Lo stile della Nouvelle Vague influenza evidentemente la struttura formale e narrativa del suo lungometraggio. Nel Secondo dopoguerra, l’irrefrenabile spirito collettivo dei critici dei “Cahiers du cinéma”, rivoltandosi contro il cinema francese della “tradition de la qualité” – verso il quale Truffaut si scagliava nel suo famoso articolo Una certa tendenza del cinema francese, pubblicato sui “Cahiers du cinéma” nel 1954 teorizzava e metteva in pratica un nuovo linguaggio, in cui l’estetica e la morale si influenzassero fino a coincidere in un cinema fortemente personale. Un cinema sì personale, ma mai condannato alla mera ricostruzione della vita dell’autore, perché capace di trascendere il dato biografico, scivolando, mediante una rielaborazione immaginaria, verso il racconto dell’esperienza umana nella sua totalità. Intraprendendo proprio questa via, Leuthy dirige un documentario “personale” (descrive certamente lo sviluppo dell’attività artistica di Léaud), ma allo stesso tempo capace di travalicare il riferimento biografico e protenderlo verso un’ulteriore narrazione costruita sempre ai margini della finzione.

Nonostante Léaud nella sua lunga carriera sia stato diretto da molteplici e importanti registi  da Jean-Luc Godard, Jean Eustache, Oliver Assayas fino a Bertrand Bonello, Tsai Ming-liang e Albert Serra – Leuthy dedica ampio spazio soprattutto alle sequenze tratte dal ciclo di Antoine Doinel (da Les Quatre Cents Coups a L’amour en fuite), ponendo al centro del suo racconto l’intreccio indissolubile tra realtà e finzione che ha caratterizzato l’intero percorso di vita di Jean Pierre Léaud fin dal primo incontro con François Truffaut.

Jean Pierre Léaud, dopo aver risposto a un annuncio su “France Soir”, viene ingaggiato da Truffaut e scelto per incarnare il personaggio del celebre alter ego del regista, Antoine Doinel. Tra le vite del giovane regista e del piccolo promettente attore si genera una fusione indefinita che permette a Truffaut di raccontarsi nel ciclo di Doinel servendosi del corpo e della mente di Léaud, un ragazzino che gli somiglia come un fratello minore e che gli somiglierà sempre di più. Mescolando il vissuto di Léaud al proprio, Truffaut riesce a dar forma di fiction alle sue memorie d’infanzia: «Antoine Doinel è un personaggio immaginario che deriva dalla sintesi di due persone reali, Jean-Pierre Léaud e io» (Truffaut 1988, p. 23). 

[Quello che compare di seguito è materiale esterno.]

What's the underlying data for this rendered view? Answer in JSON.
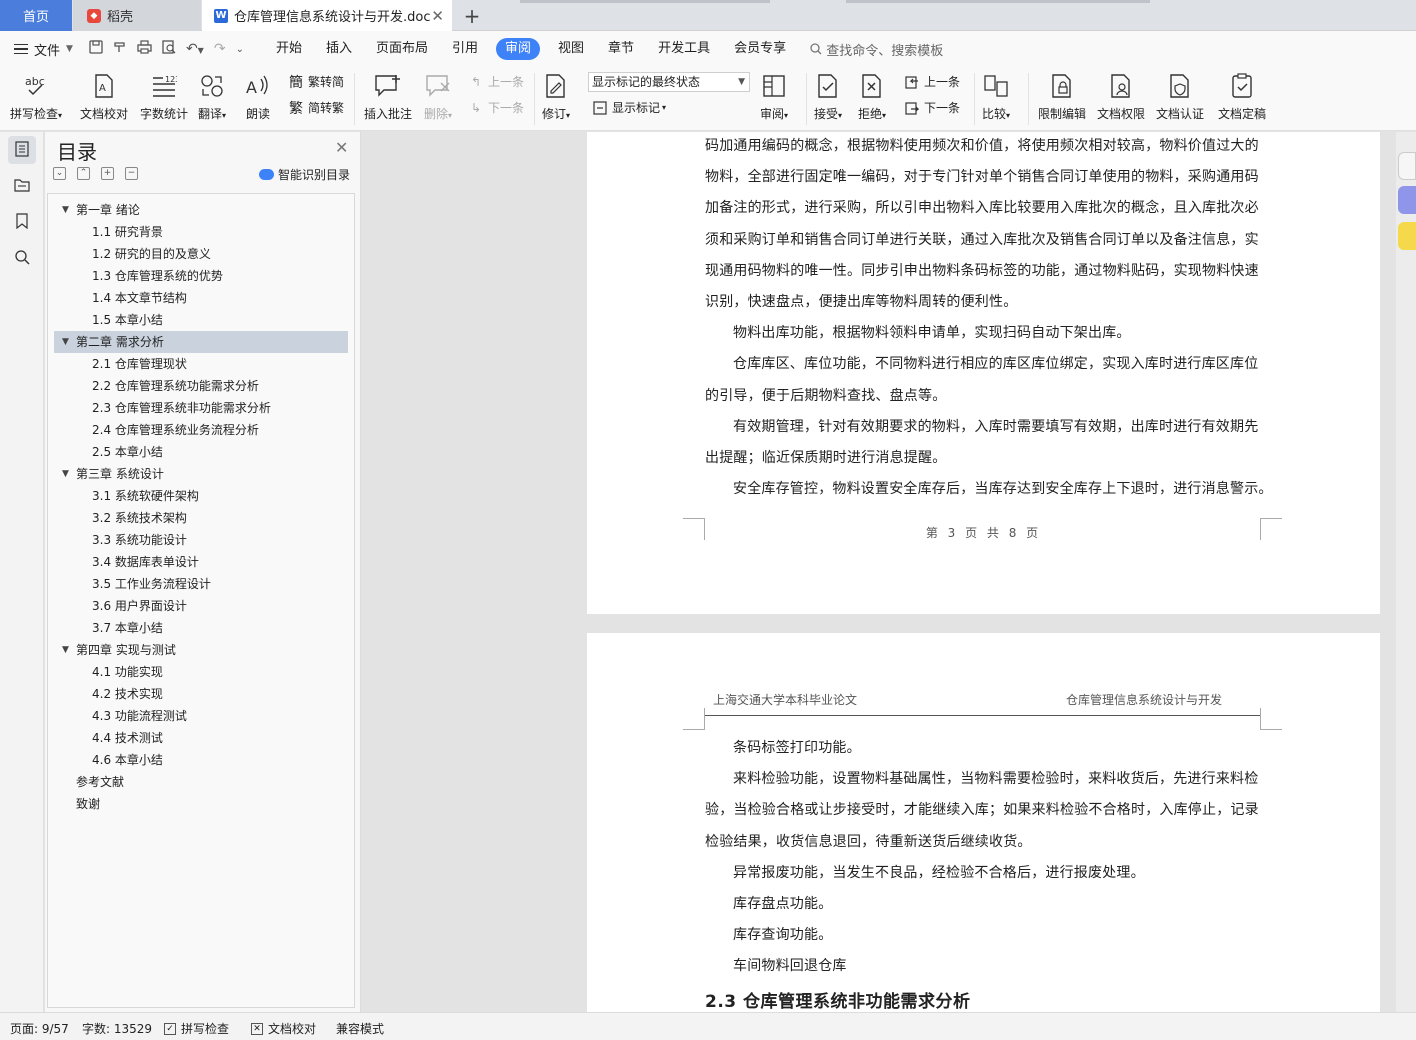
{
  "tabs": {
    "home": "首页",
    "daoke": "稻壳",
    "document": "仓库管理信息系统设计与开发.doc"
  },
  "menu": {
    "file": "文件",
    "items": [
      "开始",
      "插入",
      "页面布局",
      "引用",
      "审阅",
      "视图",
      "章节",
      "开发工具",
      "会员专享"
    ],
    "active": "审阅",
    "search_placeholder": "查找命令、搜索模板"
  },
  "ribbon": {
    "spell_check": "拼写检查",
    "doc_proof": "文档校对",
    "word_count": "字数统计",
    "translate": "翻译",
    "read_aloud": "朗读",
    "trad_to_simp": "繁转简",
    "simp_to_trad": "简转繁",
    "insert_comment": "插入批注",
    "delete": "删除",
    "prev_comment": "上一条",
    "next_comment": "下一条",
    "track_changes": "修订",
    "markup_state": "显示标记的最终状态",
    "show_markup": "显示标记",
    "review": "审阅",
    "accept": "接受",
    "reject": "拒绝",
    "prev_change": "上一条",
    "next_change": "下一条",
    "compare": "比较",
    "restrict_edit": "限制编辑",
    "doc_permission": "文档权限",
    "doc_certify": "文档认证",
    "doc_finalize": "文档定稿"
  },
  "toc": {
    "title": "目录",
    "smart_detect": "智能识别目录",
    "items": [
      {
        "level": 1,
        "text": "第一章  绪论"
      },
      {
        "level": 2,
        "text": "1.1  研究背景"
      },
      {
        "level": 2,
        "text": "1.2  研究的目的及意义"
      },
      {
        "level": 2,
        "text": "1.3  仓库管理系统的优势"
      },
      {
        "level": 2,
        "text": "1.4  本文章节结构"
      },
      {
        "level": 2,
        "text": "1.5 本章小结"
      },
      {
        "level": 1,
        "text": "第二章  需求分析",
        "selected": true
      },
      {
        "level": 2,
        "text": "2.1  仓库管理现状"
      },
      {
        "level": 2,
        "text": "2.2  仓库管理系统功能需求分析"
      },
      {
        "level": 2,
        "text": "2.3 仓库管理系统非功能需求分析"
      },
      {
        "level": 2,
        "text": "2.4 仓库管理系统业务流程分析"
      },
      {
        "level": 2,
        "text": "2.5 本章小结"
      },
      {
        "level": 1,
        "text": "第三章  系统设计"
      },
      {
        "level": 2,
        "text": "3.1  系统软硬件架构"
      },
      {
        "level": 2,
        "text": "3.2  系统技术架构"
      },
      {
        "level": 2,
        "text": "3.3 系统功能设计"
      },
      {
        "level": 2,
        "text": "3.4 数据库表单设计"
      },
      {
        "level": 2,
        "text": "3.5 工作业务流程设计"
      },
      {
        "level": 2,
        "text": "3.6  用户界面设计"
      },
      {
        "level": 2,
        "text": "3.7 本章小结"
      },
      {
        "level": 1,
        "text": "第四章  实现与测试"
      },
      {
        "level": 2,
        "text": "4.1  功能实现"
      },
      {
        "level": 2,
        "text": "4.2  技术实现"
      },
      {
        "level": 2,
        "text": "4.3 功能流程测试"
      },
      {
        "level": 2,
        "text": "4.4  技术测试"
      },
      {
        "level": 2,
        "text": "4.6 本章小结"
      },
      {
        "level": 0,
        "text": "参考文献"
      },
      {
        "level": 0,
        "text": "致谢"
      }
    ]
  },
  "page1": {
    "lines": [
      {
        "indent": false,
        "text": "码加通用编码的概念，根据物料使用频次和价值，将使用频次相对较高，物料价值过大的"
      },
      {
        "indent": false,
        "text": "物料，全部进行固定唯一编码，对于专门针对单个销售合同订单使用的物料，采购通用码"
      },
      {
        "indent": false,
        "text": "加备注的形式，进行采购，所以引申出物料入库比较要用入库批次的概念，且入库批次必"
      },
      {
        "indent": false,
        "text": "须和采购订单和销售合同订单进行关联，通过入库批次及销售合同订单以及备注信息，实"
      },
      {
        "indent": false,
        "text": "现通用码物料的唯一性。同步引申出物料条码标签的功能，通过物料贴码，实现物料快速"
      },
      {
        "indent": false,
        "text": "识别，快速盘点，便捷出库等物料周转的便利性。"
      },
      {
        "indent": true,
        "text": "物料出库功能，根据物料领料申请单，实现扫码自动下架出库。"
      },
      {
        "indent": true,
        "text": "仓库库区、库位功能，不同物料进行相应的库区库位绑定，实现入库时进行库区库位"
      },
      {
        "indent": false,
        "text": "的引导，便于后期物料查找、盘点等。"
      },
      {
        "indent": true,
        "text": "有效期管理，针对有效期要求的物料，入库时需要填写有效期，出库时进行有效期先"
      },
      {
        "indent": false,
        "text": "出提醒；临近保质期时进行消息提醒。"
      },
      {
        "indent": true,
        "text": "安全库存管控，物料设置安全库存后，当库存达到安全库存上下退时，进行消息警示。"
      }
    ],
    "footer": "第 3 页 共 8 页"
  },
  "page2": {
    "header_left": "上海交通大学本科毕业论文",
    "header_right": "仓库管理信息系统设计与开发",
    "lines": [
      {
        "indent": true,
        "text": "条码标签打印功能。"
      },
      {
        "indent": true,
        "text": "来料检验功能，设置物料基础属性，当物料需要检验时，来料收货后，先进行来料检"
      },
      {
        "indent": false,
        "text": "验，当检验合格或让步接受时，才能继续入库；如果来料检验不合格时，入库停止，记录"
      },
      {
        "indent": false,
        "text": "检验结果，收货信息退回，待重新送货后继续收货。"
      },
      {
        "indent": true,
        "text": "异常报废功能，当发生不良品，经检验不合格后，进行报废处理。"
      },
      {
        "indent": true,
        "text": "库存盘点功能。"
      },
      {
        "indent": true,
        "text": "库存查询功能。"
      },
      {
        "indent": true,
        "text": "车间物料回退仓库"
      }
    ],
    "heading": "2.3 仓库管理系统非功能需求分析"
  },
  "status": {
    "page": "页面: 9/57",
    "word_count": "字数: 13529",
    "spell_check": "拼写检查",
    "doc_proof": "文档校对",
    "compat_mode": "兼容模式"
  },
  "colors": {
    "accent": "#3e82f7",
    "home_tab": "#4a7ddc",
    "toc_selected": "#c9d2dd"
  }
}
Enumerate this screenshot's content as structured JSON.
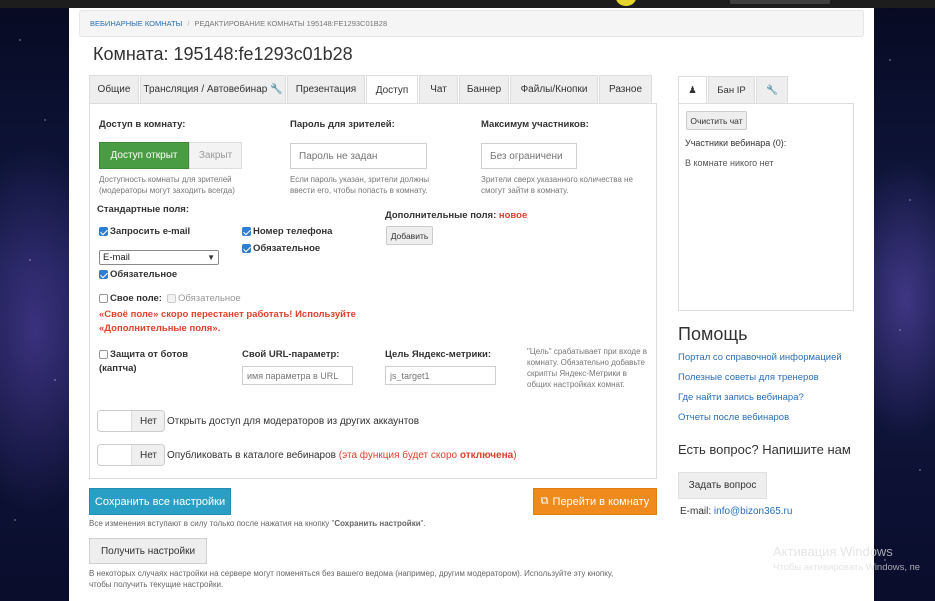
{
  "breadcrumb": {
    "link": "Вебинарные комнаты",
    "separator": "/",
    "current": "Редактирование комнаты 195148:fe1293c01b28"
  },
  "page_title": "Комната: 195148:fe1293c01b28",
  "tabs": [
    {
      "label": "Общие",
      "active": false
    },
    {
      "label": "Трансляция / Автовебинар",
      "active": false,
      "icon": "wrench-icon"
    },
    {
      "label": "Презентация",
      "active": false
    },
    {
      "label": "Доступ",
      "active": true
    },
    {
      "label": "Чат",
      "active": false
    },
    {
      "label": "Баннер",
      "active": false
    },
    {
      "label": "Файлы/Кнопки",
      "active": false
    },
    {
      "label": "Разное",
      "active": false
    }
  ],
  "access": {
    "label": "Доступ в комнату:",
    "open_label": "Доступ открыт",
    "closed_label": "Закрыт",
    "hint": "Доступность комнаты для зрителей (модераторы могут заходить всегда)"
  },
  "password": {
    "label": "Пароль для зрителей:",
    "placeholder": "Пароль не задан",
    "hint": "Если пароль указан, зрители должны ввести его, чтобы попасть в комнату."
  },
  "max_participants": {
    "label": "Максимум участников:",
    "placeholder": "Без ограничени",
    "hint": "Зрители сверх указанного количества не смогут зайти в комнату."
  },
  "standard_fields": {
    "label": "Стандартные поля:",
    "request_email": "Запросить e-mail",
    "email_select": "E-mail",
    "required": "Обязательное",
    "phone": "Номер телефона",
    "phone_required": "Обязательное"
  },
  "extra_fields": {
    "label": "Дополнительные поля:",
    "badge": "новое",
    "add_button": "Добавить"
  },
  "own_field": {
    "label": "Свое поле:",
    "required": "Обязательное",
    "warning_line1": "«Своё поле» скоро перестанет работать! Используйте",
    "warning_line2": "«Дополнительные поля»."
  },
  "bot_protection": {
    "label_line1": "Защита от ботов",
    "label_line2": "(каптча)"
  },
  "url_param": {
    "label": "Свой URL-параметр:",
    "placeholder": "имя параметра в URL"
  },
  "yandex_goal": {
    "label": "Цель Яндекс-метрики:",
    "placeholder": "js_target1",
    "hint": "\"Цель\" срабатывает при входе в комнату. Обязательно добавьте скрипты Яндекс-Метрики в общих настройках комнат."
  },
  "moderators_toggle": {
    "value": "Нет",
    "label": "Открыть доступ для модераторов из других аккаунтов"
  },
  "catalog_toggle": {
    "value": "Нет",
    "label": "Опубликовать в каталоге вебинаров",
    "note_prefix": "(эта функция будет скоро ",
    "note_bold": "отключена",
    "note_suffix": ")"
  },
  "save_button": "Сохранить все настройки",
  "go_button": "Перейти в комнату",
  "save_note_prefix": "Все изменения вступают в силу только после нажатия на кнопку \"",
  "save_note_bold": "Сохранить настройки",
  "save_note_suffix": "\".",
  "get_button": "Получить настройки",
  "get_note_line1": "В некоторых случаях настройки на сервере могут поменяться без вашего ведома (например, другим модератором). Используйте эту кнопку,",
  "get_note_line2": "чтобы получить текущие настройки.",
  "sidebar": {
    "tabs": [
      {
        "icon": "user-icon",
        "label": "",
        "active": true
      },
      {
        "label": "Бан IP",
        "active": false
      },
      {
        "icon": "wrench-icon",
        "label": "",
        "active": false
      }
    ],
    "clear_chat": "Очистить чат",
    "participants": "Участники вебинара (0):",
    "empty": "В комнате никого нет",
    "help_title": "Помощь",
    "help_links": [
      "Портал со справочной информацией",
      "Полезные советы для тренеров",
      "Где найти запись вебинара?",
      "Отчеты после вебинаров"
    ],
    "question_title": "Есть вопрос? Напишите нам",
    "ask_button": "Задать вопрос",
    "email_label": "E-mail:",
    "email_value": "info@bizon365.ru"
  },
  "watermark": {
    "line1": "Активация Windows",
    "line2": "Чтобы активировать Windows, пе"
  },
  "colors": {
    "primary_green": "#4a9c44",
    "save_blue": "#2a9fc6",
    "go_orange": "#f08a1d",
    "warning_red": "#e0412c",
    "link_blue": "#2a6fb6"
  }
}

Leuthy sembra affermare come, però, pian piano, anche Léaud divenga un personaggio, provocando lo svanimento dell’attore. Come rintracciare e cogliere la vera identità di Léaud attore? L’espediente che Leuthy utilizza ha ancora a che fare col mondo della rappresentazione: il regista invita alcuni attori ad interpretare Léaud in diversi anni della sua vita, montando così, ancora una volta, una storia, un ciclo, simile a quello di Doinel.  L’attore che interpreta Léaud adulto recita: “Il mio solo partner, il mio grande Altro, come diceva Lacan, è la macchina da presa”.

In questo senso, Leuthy documenta la vita di Léaud quasi come se tentasse di ridar vita ad Antoine, alla coincidenza tra la vita di Jean-Pierre e quella dell’alter ego di Truffaut: come nel ciclo di Doinel, in cui ogni pellicola lo fissa in uno stadio diverso del suo sviluppo fisico e psichico, anche Leuthy fissa ogni momento di vita dell’attore in una messa in scena.

Ecco come documentare la vita di Léaud: attraverso un documentario anti-documentario che distrugge ogni pretesa di ricostruzione “realistica”, evitando di catapultare Léaud fuori dall’universo narrativo che lo ha visto nascere e crescere. Leuthy fa dunque fede a una delle affermazioni più emblematiche che Truffaut fece riferendosi a Jean Pierre Léaud: «Jean-Pierre Léaud è un attore anti-documentario: anche quando dice buongiorno precipitiamo nella finzione, per non dire nella fantascienza» (ivi, p. 221). Jean-Pierre, attore allucinato e funambulo, un antieroe capace di un unico realismo: quello dei sogni.

Riferimenti bibliografici
F. Truffaut, Il piacere degli occhi, a cura di J. Narboni e S. Toubiana, Marsilio, Venezia 1988.

Le cinéma de Jean-Pierre Léaud. Regia: Cyril Leuthy; sceneggiatura: Cyril Leuthy;  fotografia: Gertrude Baillot, Chen Hong Cheng, Yann Moreau; montaggio: Florence Jacquet; musiche: Thomas Dappelo; interpreti: Michel Fau, Jean-Baptiste Le Vaillant, Enzo Tinebra, Antonio Lanciano;  produzione: Kepler22 Productions, ARTE France, INA, Cine+; origine: Francia; durata: 64’; anno: 2024.